A mí me suena a evangelio, solo la obra de Jesús en la cruz puede salvar al hombre de la corrupción del pecado. Ante esta situación, una de las grandes motivaciones de aquel que entiende que es sal, es la de predicar a Cristo.
Sazonar es la acción de dar sabor a lo insípido. Desde una mirada aplicativa, se podría decir que es traer vida y sentido a la existencia humana.
El pecado llegó al mundo para quitarle sabor y sentido a la vida misma. Vivimos en una sociedad donde el suicidio aumenta día tras día, el aborto se expresa con libertad cada vez más, las ideologías anexas a las Escrituras se hacen más populares, y lo que debiera ir evolucionando para bien, va en decadencia.
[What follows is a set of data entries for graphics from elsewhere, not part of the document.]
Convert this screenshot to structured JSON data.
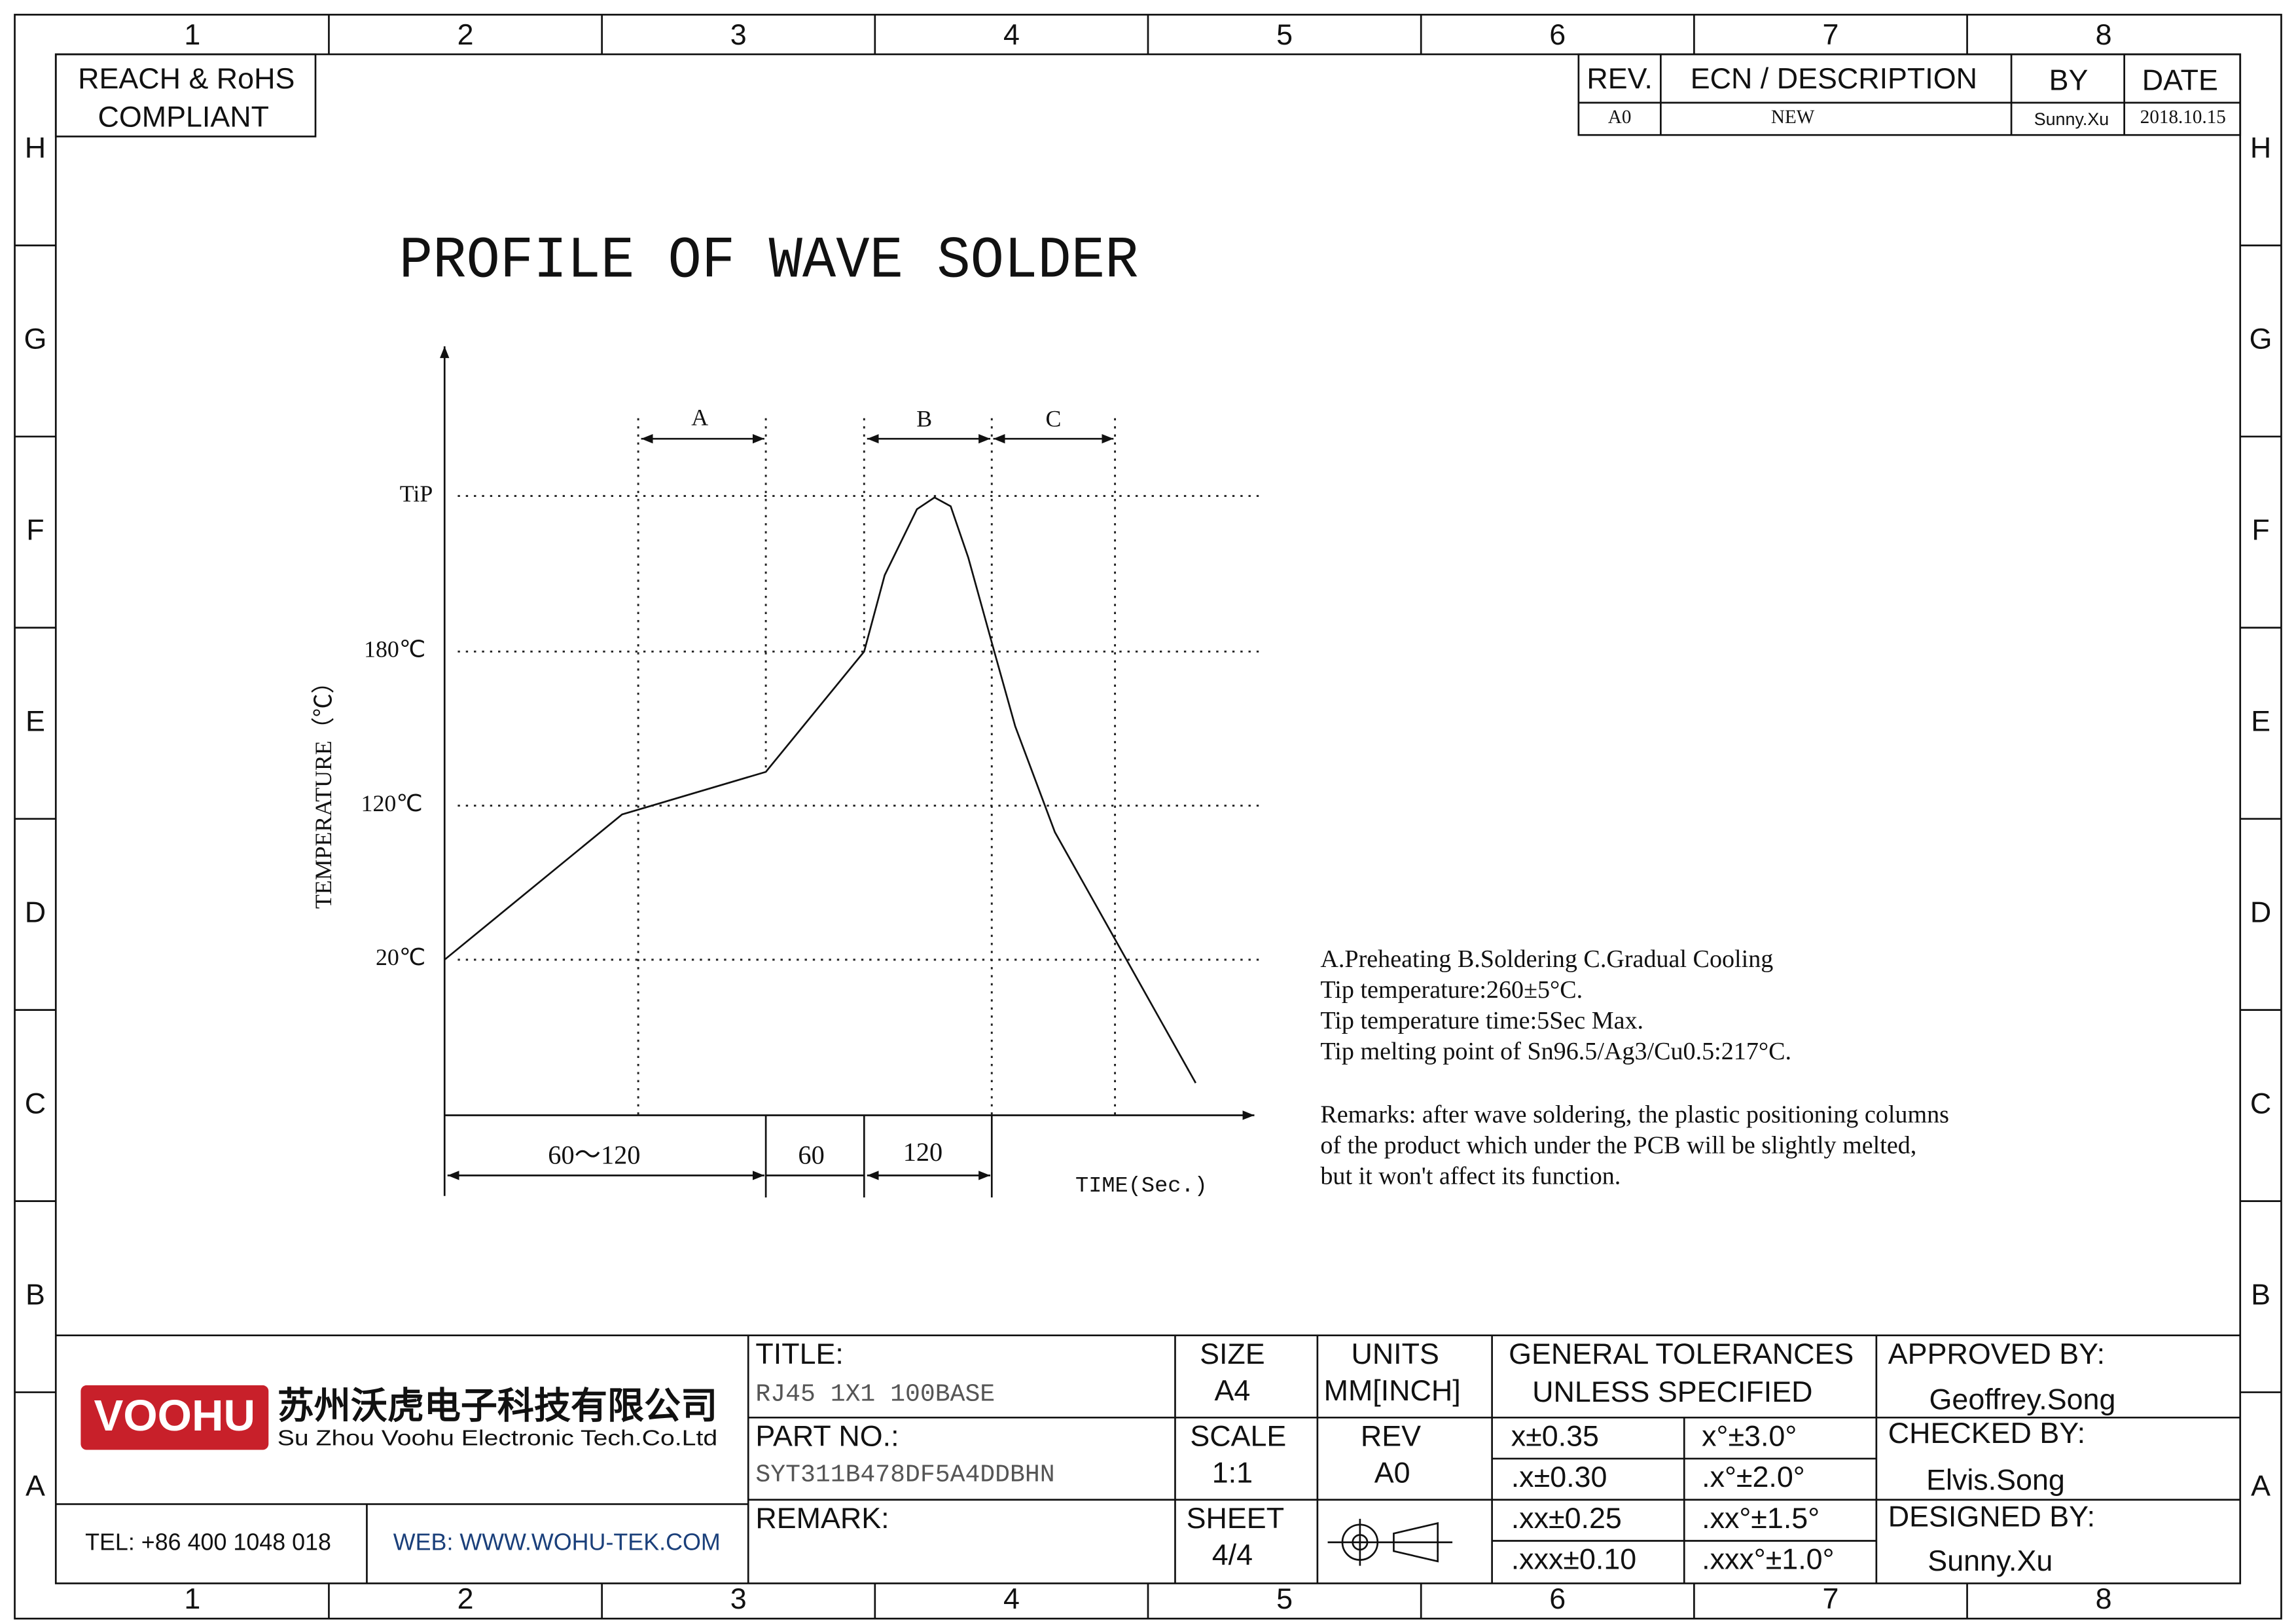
{
  "zones": {
    "columns": [
      "1",
      "2",
      "3",
      "4",
      "5",
      "6",
      "7",
      "8"
    ],
    "rows": [
      "H",
      "G",
      "F",
      "E",
      "D",
      "C",
      "B",
      "A"
    ]
  },
  "compliance": [
    "REACH & RoHS",
    "COMPLIANT"
  ],
  "revision_table": {
    "headers": [
      "REV.",
      "ECN / DESCRIPTION",
      "BY",
      "DATE"
    ],
    "rows": [
      [
        "A0",
        "NEW",
        "Sunny.Xu",
        "2018.10.15"
      ]
    ]
  },
  "title": "PROFILE OF WAVE SOLDER",
  "profile": {
    "y_axis_label": "TEMPERATURE（℃）",
    "x_axis_label": "TIME(Sec.)",
    "levels": [
      "TiP",
      "180℃",
      "120℃",
      "20℃"
    ],
    "zones": [
      "A",
      "B",
      "C"
    ],
    "durations": [
      "60～120",
      "60",
      "120"
    ]
  },
  "notes": [
    "A.Preheating  B.Soldering  C.Gradual Cooling",
    "Tip temperature:260±5°C.",
    "Tip temperature time:5Sec Max.",
    "Tip melting point of Sn96.5/Ag3/Cu0.5:217°C."
  ],
  "remarks": [
    "Remarks: after wave soldering, the plastic positioning columns",
    "of the product  which under the PCB will be slightly melted,",
    "but it won't affect its function."
  ],
  "title_block": {
    "logo": "VOOHU",
    "company_cn": "苏州沃虎电子科技有限公司",
    "company_en": "Su Zhou Voohu Electronic Tech.Co.Ltd",
    "tel": "TEL: +86 400 1048 018",
    "web": "WEB: WWW.WOHU-TEK.COM",
    "title_label": "TITLE:",
    "title_value": "RJ45 1X1 100BASE",
    "part_label": "PART NO.:",
    "part_value": "SYT311B478DF5A4DDBHN",
    "remark_label": "REMARK:",
    "size_label": "SIZE",
    "size_value": "A4",
    "units_label": "UNITS",
    "units_value": "MM[INCH]",
    "scale_label": "SCALE",
    "scale_value": "1:1",
    "rev_label": "REV",
    "rev_value": "A0",
    "sheet_label": "SHEET",
    "sheet_value": "4/4",
    "tolerances_title": [
      "GENERAL TOLERANCES",
      "UNLESS SPECIFIED"
    ],
    "tolerances": [
      [
        "x±0.35",
        "x°±3.0°"
      ],
      [
        ".x±0.30",
        ".x°±2.0°"
      ],
      [
        ".xx±0.25",
        ".xx°±1.5°"
      ],
      [
        ".xxx±0.10",
        ".xxx°±1.0°"
      ]
    ],
    "approved_label": "APPROVED BY:",
    "approved_value": "Geoffrey.Song",
    "checked_label": "CHECKED BY:",
    "checked_value": "Elvis.Song",
    "designed_label": "DESIGNED BY:",
    "designed_value": "Sunny.Xu"
  }
}
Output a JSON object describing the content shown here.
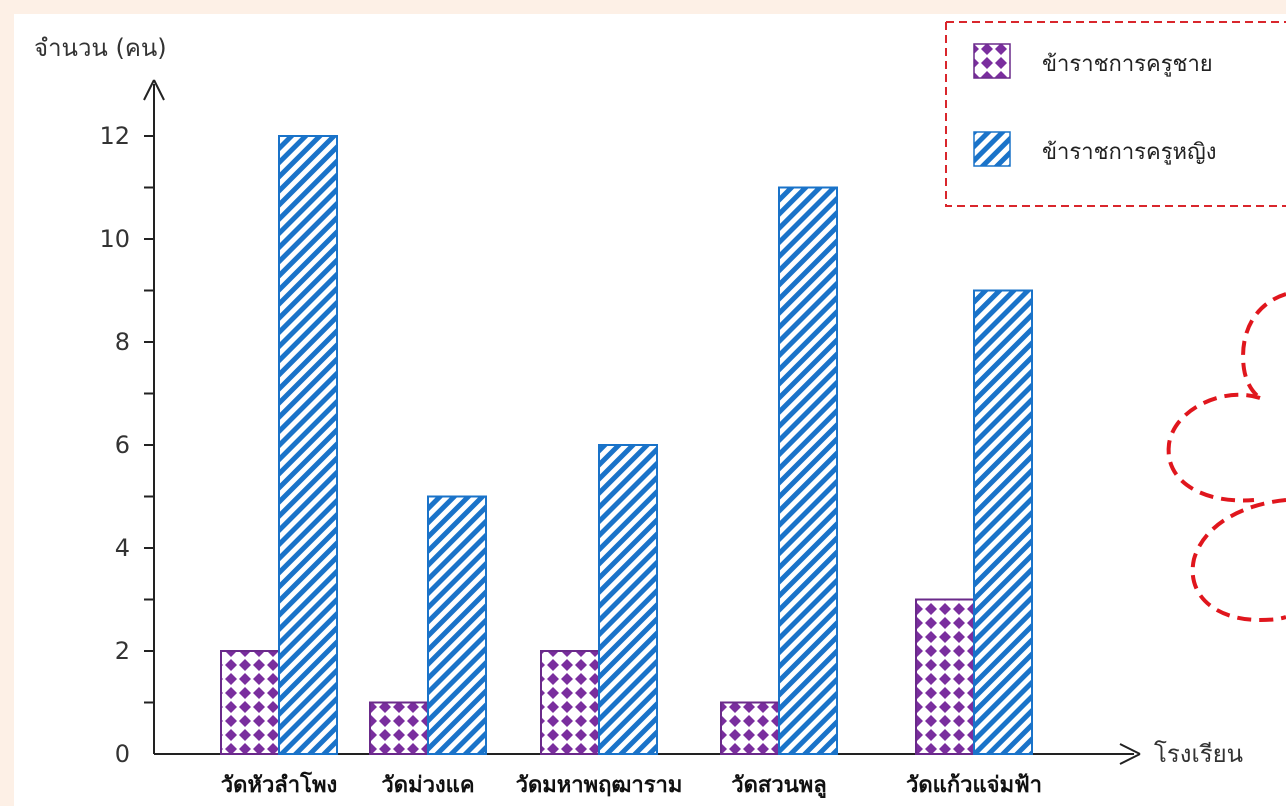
{
  "chart_data": {
    "type": "bar",
    "ylabel": "จำนวน (คน)",
    "xlabel": "โรงเรียน",
    "categories": [
      "วัดหัวลำโพง",
      "วัดม่วงแค",
      "วัดมหาพฤฒาราม",
      "วัดสวนพลู",
      "วัดแก้วแจ่มฟ้า"
    ],
    "series": [
      {
        "name": "ข้าราชการครูชาย",
        "values": [
          2,
          1,
          2,
          1,
          3
        ],
        "color": "#7a2e9e",
        "pattern": "diamonds"
      },
      {
        "name": "ข้าราชการครูหญิง",
        "values": [
          12,
          5,
          6,
          11,
          9
        ],
        "color": "#1a73c9",
        "pattern": "diagonal-stripes"
      }
    ],
    "ylim": [
      0,
      13
    ],
    "yticks": [
      0,
      2,
      4,
      6,
      8,
      10,
      12
    ],
    "grid": false,
    "legend_position": "top-right"
  },
  "colors": {
    "legend_border": "#d9262c",
    "cloud": "#e0161d",
    "axis": "#222222"
  }
}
Todas estas cosas le roban el sabor y sentido a la existencia humana. Sin embargo, cada vez que damos de comer al hambriento, damos de beber al sediento y damos vestido al desnudo, estamos trayendo el sentido de lo que Jesús es, la sustancia que sacia toda necesidad.
En breves palabras, sazonar es revelar a Cristo por medio de nuestra vida y acciones.
Para ser sal, precisamos aprender de Jesús, un ser perfecto. Él nos enseñó a ser humildes y no arrogantes, a no guardar rencor sino a perdonar, a recorrer una milla extra y a dar la otra mejilla.
Con sus acciones nos ejemplificó un nuevo reino comandado por un Dios no lejano ni indiferente, sino cercano y que se compadece de su creación.
No olvidemos que salar es impartir vida, salar es impartir a Jesús.